Así que, cuando halló la puerta abierta, no se preocupó mucho. Seguramente,
disgustado como había estado, la había dejado así él mismo. De todas formas,
nadie se iba a hacer rico robándole. Excepto el piano, demasiado largo y pesado
para interesar a un ladrón normal. ¿Qué poseía? Nada.
El piano.
Su «Negro Mistress».
Una
sonrisa burlona le brotó de su interior. Exacto. Su Dama Negra. Su frío
corpachón dispuesto a entregarle sólo la música de otros.
No se
detuvo para encender una lámpara. Cerrando de un portazo se dirigió, tanteando
su camino, al otro extremo de la habitación. Allí depositó sus manos sobre el
teclado, a ciegas. La disonancia le chirrió en los oídos, contusionándole el
mismísimo cerebro, y le soltó una retahíla de improperios. A ella, ¿por qué no?

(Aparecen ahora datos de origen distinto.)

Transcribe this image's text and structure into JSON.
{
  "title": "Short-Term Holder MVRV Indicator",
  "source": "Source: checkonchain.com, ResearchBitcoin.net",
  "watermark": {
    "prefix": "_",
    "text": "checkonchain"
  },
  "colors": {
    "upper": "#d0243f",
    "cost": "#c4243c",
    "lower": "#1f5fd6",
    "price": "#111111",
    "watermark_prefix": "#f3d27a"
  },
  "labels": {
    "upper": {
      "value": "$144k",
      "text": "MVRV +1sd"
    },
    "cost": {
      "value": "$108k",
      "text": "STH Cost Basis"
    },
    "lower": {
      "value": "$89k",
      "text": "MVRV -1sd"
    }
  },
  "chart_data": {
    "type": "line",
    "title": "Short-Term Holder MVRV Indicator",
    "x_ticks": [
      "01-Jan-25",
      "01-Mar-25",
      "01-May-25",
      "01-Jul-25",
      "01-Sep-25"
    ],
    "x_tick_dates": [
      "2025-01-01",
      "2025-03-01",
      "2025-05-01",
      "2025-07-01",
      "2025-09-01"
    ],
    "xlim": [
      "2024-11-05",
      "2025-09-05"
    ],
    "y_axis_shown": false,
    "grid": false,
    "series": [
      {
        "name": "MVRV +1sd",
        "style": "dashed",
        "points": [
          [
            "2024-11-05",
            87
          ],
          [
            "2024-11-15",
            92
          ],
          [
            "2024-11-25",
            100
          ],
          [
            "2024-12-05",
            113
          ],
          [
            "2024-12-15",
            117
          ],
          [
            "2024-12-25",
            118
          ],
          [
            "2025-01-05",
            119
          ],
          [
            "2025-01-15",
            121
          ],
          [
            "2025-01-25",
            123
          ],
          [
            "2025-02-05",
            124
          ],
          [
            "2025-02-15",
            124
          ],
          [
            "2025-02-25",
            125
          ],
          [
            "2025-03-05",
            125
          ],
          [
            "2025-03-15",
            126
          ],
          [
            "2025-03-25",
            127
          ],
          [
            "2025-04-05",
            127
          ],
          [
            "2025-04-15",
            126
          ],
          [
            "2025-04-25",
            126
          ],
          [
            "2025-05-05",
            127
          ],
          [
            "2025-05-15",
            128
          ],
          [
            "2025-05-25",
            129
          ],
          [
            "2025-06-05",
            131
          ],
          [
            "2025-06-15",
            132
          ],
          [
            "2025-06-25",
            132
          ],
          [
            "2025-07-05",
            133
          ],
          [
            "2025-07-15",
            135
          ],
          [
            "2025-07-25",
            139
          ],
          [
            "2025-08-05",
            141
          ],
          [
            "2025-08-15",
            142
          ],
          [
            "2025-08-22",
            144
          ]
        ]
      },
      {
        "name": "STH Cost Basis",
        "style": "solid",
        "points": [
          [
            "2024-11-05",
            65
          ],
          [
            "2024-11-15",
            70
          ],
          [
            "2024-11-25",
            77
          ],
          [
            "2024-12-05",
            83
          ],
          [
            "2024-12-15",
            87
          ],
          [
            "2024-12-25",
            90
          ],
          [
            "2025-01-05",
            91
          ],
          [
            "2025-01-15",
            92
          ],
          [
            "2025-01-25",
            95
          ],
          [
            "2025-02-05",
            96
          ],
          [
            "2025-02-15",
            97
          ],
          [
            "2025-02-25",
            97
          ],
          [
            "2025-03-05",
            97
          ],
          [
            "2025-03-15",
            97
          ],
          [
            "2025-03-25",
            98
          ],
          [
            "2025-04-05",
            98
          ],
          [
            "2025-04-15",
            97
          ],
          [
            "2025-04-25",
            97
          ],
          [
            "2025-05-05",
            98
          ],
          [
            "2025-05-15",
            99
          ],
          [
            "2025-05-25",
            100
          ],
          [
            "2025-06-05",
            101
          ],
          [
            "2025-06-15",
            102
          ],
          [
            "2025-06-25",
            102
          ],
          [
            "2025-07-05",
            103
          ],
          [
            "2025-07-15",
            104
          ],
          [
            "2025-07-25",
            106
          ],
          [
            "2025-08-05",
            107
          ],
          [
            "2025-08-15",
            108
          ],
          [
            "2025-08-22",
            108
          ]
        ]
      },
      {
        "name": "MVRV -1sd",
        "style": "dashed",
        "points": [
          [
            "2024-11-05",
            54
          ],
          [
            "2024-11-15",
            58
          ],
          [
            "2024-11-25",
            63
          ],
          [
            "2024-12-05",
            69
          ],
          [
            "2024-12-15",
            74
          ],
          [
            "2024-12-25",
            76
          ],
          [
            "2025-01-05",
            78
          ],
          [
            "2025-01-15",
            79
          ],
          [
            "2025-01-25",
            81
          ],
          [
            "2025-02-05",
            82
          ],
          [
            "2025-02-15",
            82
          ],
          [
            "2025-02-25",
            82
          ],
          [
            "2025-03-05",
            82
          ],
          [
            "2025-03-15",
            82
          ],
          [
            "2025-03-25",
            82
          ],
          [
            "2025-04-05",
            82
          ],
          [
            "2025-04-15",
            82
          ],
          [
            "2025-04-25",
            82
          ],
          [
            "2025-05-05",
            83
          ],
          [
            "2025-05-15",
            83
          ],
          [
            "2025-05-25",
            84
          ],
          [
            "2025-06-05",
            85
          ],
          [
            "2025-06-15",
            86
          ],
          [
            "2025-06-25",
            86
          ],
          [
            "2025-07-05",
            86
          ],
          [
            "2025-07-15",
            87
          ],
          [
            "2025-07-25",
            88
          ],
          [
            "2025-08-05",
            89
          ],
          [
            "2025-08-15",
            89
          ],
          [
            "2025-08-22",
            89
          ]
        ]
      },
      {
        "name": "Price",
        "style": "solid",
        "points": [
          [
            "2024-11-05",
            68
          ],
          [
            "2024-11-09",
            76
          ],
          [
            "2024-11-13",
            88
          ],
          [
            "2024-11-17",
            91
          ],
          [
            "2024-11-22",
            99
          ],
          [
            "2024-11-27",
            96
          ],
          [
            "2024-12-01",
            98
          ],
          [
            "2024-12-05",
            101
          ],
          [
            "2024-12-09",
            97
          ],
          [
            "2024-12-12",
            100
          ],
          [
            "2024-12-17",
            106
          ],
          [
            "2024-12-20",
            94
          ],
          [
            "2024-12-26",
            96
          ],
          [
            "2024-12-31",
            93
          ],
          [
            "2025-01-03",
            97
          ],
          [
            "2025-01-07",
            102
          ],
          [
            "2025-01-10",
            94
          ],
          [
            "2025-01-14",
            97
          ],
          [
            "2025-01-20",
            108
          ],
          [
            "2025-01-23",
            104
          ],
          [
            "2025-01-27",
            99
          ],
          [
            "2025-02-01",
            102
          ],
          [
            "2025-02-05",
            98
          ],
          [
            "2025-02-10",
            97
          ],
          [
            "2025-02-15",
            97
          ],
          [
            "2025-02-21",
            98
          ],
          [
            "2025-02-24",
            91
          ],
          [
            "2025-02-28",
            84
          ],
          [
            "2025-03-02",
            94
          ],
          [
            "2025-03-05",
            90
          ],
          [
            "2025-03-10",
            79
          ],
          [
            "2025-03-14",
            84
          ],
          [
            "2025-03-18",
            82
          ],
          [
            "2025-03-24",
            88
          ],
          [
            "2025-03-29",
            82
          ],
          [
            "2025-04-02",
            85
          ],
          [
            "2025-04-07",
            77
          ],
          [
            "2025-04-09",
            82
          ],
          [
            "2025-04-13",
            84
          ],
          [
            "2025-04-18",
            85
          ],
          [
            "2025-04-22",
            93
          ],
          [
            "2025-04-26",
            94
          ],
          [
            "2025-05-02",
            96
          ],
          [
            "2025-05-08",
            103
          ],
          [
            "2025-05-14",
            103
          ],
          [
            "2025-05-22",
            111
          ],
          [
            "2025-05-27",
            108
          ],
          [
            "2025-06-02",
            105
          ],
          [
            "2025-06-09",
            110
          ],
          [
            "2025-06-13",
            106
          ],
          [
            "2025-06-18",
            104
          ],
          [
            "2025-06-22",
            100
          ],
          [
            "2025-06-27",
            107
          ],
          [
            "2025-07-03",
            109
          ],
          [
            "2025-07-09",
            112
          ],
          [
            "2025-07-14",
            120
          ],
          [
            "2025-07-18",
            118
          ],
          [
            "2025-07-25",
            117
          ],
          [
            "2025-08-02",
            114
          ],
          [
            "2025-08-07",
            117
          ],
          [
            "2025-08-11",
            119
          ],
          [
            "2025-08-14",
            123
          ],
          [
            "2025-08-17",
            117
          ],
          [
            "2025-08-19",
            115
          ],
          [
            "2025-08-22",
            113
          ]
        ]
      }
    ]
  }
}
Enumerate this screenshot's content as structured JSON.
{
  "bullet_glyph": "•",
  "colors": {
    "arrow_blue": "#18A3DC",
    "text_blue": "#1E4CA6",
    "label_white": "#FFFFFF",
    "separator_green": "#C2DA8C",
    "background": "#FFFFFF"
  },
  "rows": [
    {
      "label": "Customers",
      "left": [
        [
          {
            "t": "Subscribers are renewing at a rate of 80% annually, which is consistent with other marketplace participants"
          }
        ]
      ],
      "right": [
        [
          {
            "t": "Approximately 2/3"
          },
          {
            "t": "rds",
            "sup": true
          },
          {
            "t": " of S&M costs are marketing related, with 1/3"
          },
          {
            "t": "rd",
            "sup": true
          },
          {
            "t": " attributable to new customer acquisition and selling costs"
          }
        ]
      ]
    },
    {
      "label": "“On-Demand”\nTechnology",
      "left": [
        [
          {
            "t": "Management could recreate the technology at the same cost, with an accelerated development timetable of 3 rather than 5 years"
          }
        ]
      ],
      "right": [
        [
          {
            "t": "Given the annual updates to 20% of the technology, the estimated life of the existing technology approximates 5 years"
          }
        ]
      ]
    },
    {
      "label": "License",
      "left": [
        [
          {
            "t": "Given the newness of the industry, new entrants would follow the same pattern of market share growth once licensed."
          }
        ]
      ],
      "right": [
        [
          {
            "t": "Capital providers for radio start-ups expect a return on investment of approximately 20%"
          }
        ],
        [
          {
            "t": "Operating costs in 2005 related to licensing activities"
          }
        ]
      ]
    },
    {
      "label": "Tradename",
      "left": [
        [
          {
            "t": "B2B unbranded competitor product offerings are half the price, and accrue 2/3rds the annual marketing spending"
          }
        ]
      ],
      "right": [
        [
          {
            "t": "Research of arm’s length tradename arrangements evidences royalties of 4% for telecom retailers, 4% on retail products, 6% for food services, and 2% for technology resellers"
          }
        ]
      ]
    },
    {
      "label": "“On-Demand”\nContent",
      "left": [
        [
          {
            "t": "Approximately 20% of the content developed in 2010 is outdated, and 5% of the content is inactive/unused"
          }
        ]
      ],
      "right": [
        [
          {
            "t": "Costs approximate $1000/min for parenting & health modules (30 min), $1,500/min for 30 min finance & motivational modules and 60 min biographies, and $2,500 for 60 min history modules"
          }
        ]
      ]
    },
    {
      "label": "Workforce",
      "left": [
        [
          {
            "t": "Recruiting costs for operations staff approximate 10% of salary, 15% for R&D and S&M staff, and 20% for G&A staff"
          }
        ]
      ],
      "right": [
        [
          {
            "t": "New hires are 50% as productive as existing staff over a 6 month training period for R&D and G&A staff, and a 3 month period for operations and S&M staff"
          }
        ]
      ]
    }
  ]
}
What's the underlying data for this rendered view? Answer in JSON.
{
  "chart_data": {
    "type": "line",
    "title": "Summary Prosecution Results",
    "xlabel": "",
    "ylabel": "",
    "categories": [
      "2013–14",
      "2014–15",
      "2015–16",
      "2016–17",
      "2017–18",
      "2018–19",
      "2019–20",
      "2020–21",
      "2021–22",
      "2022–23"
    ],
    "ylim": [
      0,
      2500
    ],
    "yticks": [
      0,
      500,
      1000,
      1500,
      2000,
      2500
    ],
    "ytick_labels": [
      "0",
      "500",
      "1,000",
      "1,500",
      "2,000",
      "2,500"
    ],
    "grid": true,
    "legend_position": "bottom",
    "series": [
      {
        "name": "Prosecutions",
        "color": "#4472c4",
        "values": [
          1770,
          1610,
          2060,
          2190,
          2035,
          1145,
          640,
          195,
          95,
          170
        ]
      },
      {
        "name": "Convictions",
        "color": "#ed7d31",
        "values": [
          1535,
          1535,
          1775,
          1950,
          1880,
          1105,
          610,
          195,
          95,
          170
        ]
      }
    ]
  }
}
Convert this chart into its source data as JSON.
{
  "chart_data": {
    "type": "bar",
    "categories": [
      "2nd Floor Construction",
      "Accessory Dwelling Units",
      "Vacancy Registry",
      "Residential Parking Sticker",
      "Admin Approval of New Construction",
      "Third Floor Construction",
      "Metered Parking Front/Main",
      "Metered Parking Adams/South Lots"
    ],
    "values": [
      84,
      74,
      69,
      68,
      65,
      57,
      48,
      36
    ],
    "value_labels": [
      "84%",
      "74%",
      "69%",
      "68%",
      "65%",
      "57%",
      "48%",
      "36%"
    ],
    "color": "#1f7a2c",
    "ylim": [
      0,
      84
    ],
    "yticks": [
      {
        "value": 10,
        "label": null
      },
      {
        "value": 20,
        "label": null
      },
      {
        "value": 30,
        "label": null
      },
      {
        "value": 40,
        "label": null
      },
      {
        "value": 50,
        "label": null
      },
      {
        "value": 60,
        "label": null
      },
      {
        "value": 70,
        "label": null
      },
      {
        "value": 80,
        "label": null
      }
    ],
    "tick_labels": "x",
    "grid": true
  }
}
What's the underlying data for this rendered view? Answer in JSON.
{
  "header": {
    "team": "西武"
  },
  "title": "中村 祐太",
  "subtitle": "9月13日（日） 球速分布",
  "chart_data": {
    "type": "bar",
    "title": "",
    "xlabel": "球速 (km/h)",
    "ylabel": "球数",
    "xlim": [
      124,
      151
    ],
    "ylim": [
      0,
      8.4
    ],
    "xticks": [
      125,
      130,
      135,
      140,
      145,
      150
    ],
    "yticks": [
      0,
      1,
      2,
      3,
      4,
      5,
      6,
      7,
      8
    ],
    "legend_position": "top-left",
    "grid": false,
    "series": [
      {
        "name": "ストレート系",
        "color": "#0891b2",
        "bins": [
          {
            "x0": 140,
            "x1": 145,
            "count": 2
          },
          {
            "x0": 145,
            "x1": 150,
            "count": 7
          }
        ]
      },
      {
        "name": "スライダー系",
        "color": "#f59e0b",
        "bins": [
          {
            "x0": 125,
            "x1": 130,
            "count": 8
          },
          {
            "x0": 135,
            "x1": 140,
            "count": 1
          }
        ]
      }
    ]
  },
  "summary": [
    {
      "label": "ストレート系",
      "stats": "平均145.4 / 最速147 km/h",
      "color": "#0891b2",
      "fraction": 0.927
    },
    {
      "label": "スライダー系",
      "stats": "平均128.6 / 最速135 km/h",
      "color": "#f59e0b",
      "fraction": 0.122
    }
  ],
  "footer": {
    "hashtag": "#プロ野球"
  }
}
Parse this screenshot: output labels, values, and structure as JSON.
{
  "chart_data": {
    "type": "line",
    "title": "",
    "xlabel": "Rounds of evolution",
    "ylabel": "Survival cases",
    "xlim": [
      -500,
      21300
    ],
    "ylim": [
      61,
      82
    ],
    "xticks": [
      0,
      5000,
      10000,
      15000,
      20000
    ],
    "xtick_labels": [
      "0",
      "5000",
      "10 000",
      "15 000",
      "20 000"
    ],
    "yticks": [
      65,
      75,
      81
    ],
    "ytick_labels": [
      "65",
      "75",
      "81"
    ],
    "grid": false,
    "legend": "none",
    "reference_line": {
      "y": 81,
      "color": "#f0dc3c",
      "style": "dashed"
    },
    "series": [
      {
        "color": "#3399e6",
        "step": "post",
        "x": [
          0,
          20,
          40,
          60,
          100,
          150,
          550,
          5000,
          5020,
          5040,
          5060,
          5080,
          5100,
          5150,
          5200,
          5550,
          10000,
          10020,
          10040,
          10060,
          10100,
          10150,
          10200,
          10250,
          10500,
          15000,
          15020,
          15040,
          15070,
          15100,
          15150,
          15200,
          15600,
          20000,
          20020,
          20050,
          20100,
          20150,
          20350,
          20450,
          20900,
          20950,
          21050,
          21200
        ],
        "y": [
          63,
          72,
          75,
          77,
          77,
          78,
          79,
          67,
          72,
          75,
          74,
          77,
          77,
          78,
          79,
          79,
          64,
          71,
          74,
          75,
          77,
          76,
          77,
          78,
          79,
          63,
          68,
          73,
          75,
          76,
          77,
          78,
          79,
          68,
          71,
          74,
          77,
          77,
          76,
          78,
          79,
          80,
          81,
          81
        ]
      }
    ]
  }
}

¿Por qué no? Era ésa la única hembra cuya identidad le era ignota e
incortejable, y no le era posible abandonarle, al igual que había hecho con
legiones de mujeres, incluida la sumisa Jeannette, que se le adhería como un
desdichado reptil. Hasta aquella puta de Clairisse, quien le entendió tan bien
que trató de utilizar su conocimiento para dominarlo. A ella también le mostró
la puerta, y la cruzó llorando y amenazándole. Pero allí, solitario, permanecía
su único demonio, sobre sus cuatro piernas, mostrando sus descoloridos dientes
en una mofa animaloide.
France se
sentó ante él, cual un furioso penitente en medio de la oscuridad. Había tan
sólo un ligero resplandor, colándose en la pieza desde una ventana iluminada al
otro lado del callejón, suficiente para hallar su camino sobre las teclas. Así
que una pieza del temperamental Monsieur Beethoven sena adecuada para la
ocasión.
Cuando
las notas se elevaron, pensó con malicia en los vecinos despertándose aquí y
allí, y gruñó divertido.
—¡Despierten,
despierten, mes enfants! Es el fin del mundo.
Luego, a
mitad de la pieza, se cansó y lo dejó.
Miró de soslayo al teclado.
Sus manos se depositaron sobre las teclas y una cascada de notas pasó por su
cabeza. Se incorporó prestando atención a la melodía, ávido de seguir el
insistente impulso, pero algo lo distrajo, algo ante lo cual tuvo que echar un
vistazo, confundido, y que le hizo perder el hilo de la melodía harmónica; al
tratar de conservarlo e intentar darle un sentido a lo que estaba viendo, falló
ambos objetivos.
La
inapropiada iluminación que entrando por la ventana había clareado una parte
del piano, una tenue claridad que él mismo había, esporádicamente, ocultado con
el movimiento de su cuerpo, ahora, una vez modificada su postura interferente,
se dividía sobre el piano curiosamente en dos campos de oscuridad.
Era una
oscuridad singular, abstracta, como una jiba incongruente que lentamente
—informe en un principio— fue engrandeciéndose...
France se
giró y se puso en pie inquieto, derribando la silla al hacerlo.
Había
algo allí, al otro lado de la habitación; una oscuridad más oscura que la
oscuridad. Y la ventana abierta tras de sí aún la oscurecía más. Siguió
levantándose; tuvo la peculiar sensación de la masa creciendo en el horno.
—¿Quién
es? —preguntó France.
Las
posibilidades surgieron jocosas y desagradables. En lugar de aproximarse para
encarar al intruso, se aprestó para pelear. Consideró que quizás Jeannette
había regresado para congratularse de nuevo con él, o podía ser que algún
acreedor estuviese allí agazapado a la espera.
La figura
que había alcanzado su tamaño natural y ahora permanecía en éxtasis, ¿qué era?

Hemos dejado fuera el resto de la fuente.